La structuration autobiographique consiste, comme la création
romanesque, à élaborer un «mythe» - non de la société ou de
la condition humaine, mais de l'histoire individuelle. L'autobiographie
d'Elias Canetti - La Langue sauvée (1977). Le
Flambeau dans l'oreille (1980), Jeux de regard (1985) -
présente de ce point de vue des analogies profondes avec
la Vie de Henry Brulard de Stendhal. Par son code de valeurs
et la hiérarchisation de ses expériences primitives, mais
aussi par son parti pris de subjectivité assumée, d'enthousiasme
et d'autocréation, la mythologie personnelle de Ganetti
recoupe pour une grande part celle de Stendhal. Cette parenté
n'est pas fortuite, mais relève d'une «affinité élective» clairement
revendiquée par l'auteur. Canetti, qui procéda dans
son roman Auto-da-fé (1935) à une démystification radicale
(et prémonitoire) de la conception de l'individualité à laquelle
la modernité avait abouti, entreprit un demi-siècle plus tard
une trilogie autobiographique de facture plutôt traditionnelle
qui lui valut le Prix Nobel et son premier succès de librairie.

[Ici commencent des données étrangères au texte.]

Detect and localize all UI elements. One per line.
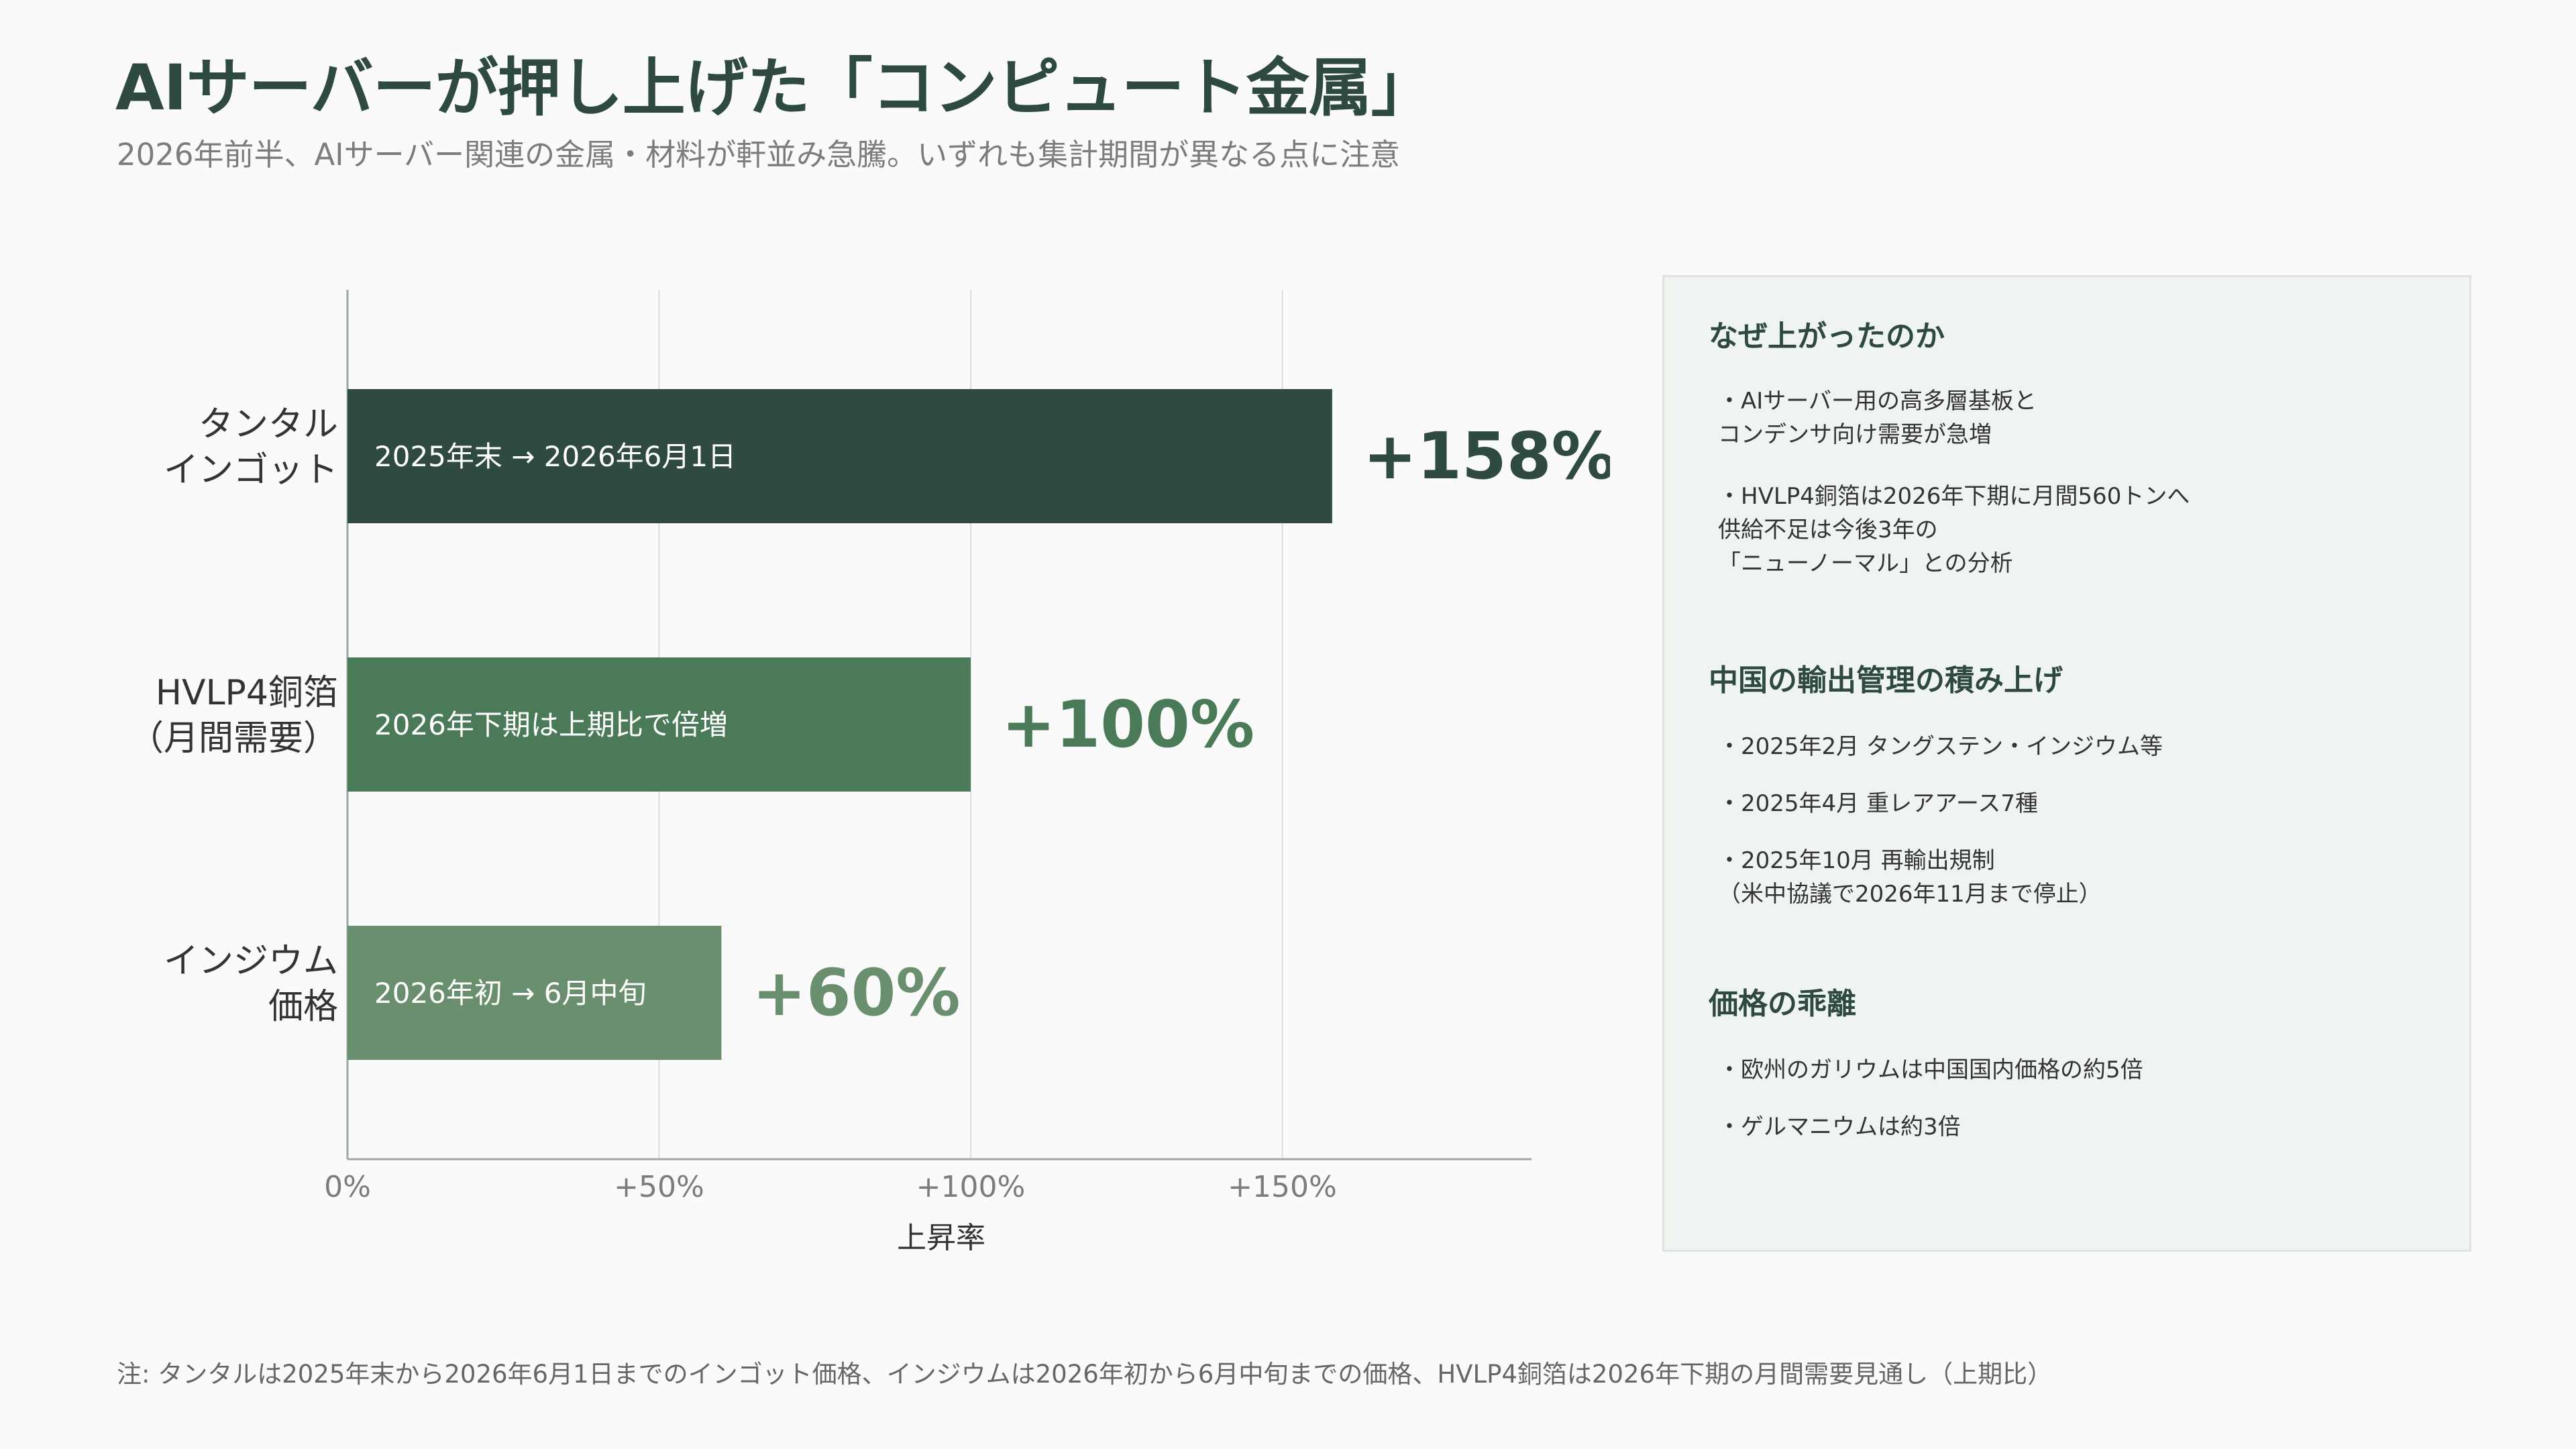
panel-bullet-why-2: ・HVLP4銅箔は2026年下期に月間560トンへ 供給不足は今後3年の 「ニュ… — [1718, 483, 2190, 577]
bar — [347, 926, 722, 1060]
x-tick-label: +100% — [916, 1170, 1026, 1204]
panel-bullet-price-1: ・欧州のガリウムは中国国内価格の約5倍 — [1718, 1057, 2143, 1083]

La critique littéraire a eu du mal à accepter le texte, dans
lequel elle a parfois soupçonné une régression, voire une
auto-trahison. Or cette «histoire d'une vie» que d'aucuns trouvent
trop lisse, presque trop parfaite, n'aurait jamais vu le jour
sans l'exemple - lumineux, provocateur, flambant de haine et
de passion - du texte fragmentaire de Stendhal. Le présent
ouvrage tente d'éclairer les enjeux de l'intertexte stendhalien
dans l'élaboration d'une oeuvre autobiographique à la
fois ancrée dans le XXe siècle et construite à contre-courant,
sur les ruines de l'individualité moderne mais en
résistance à la liquidation des valeurs humanistes.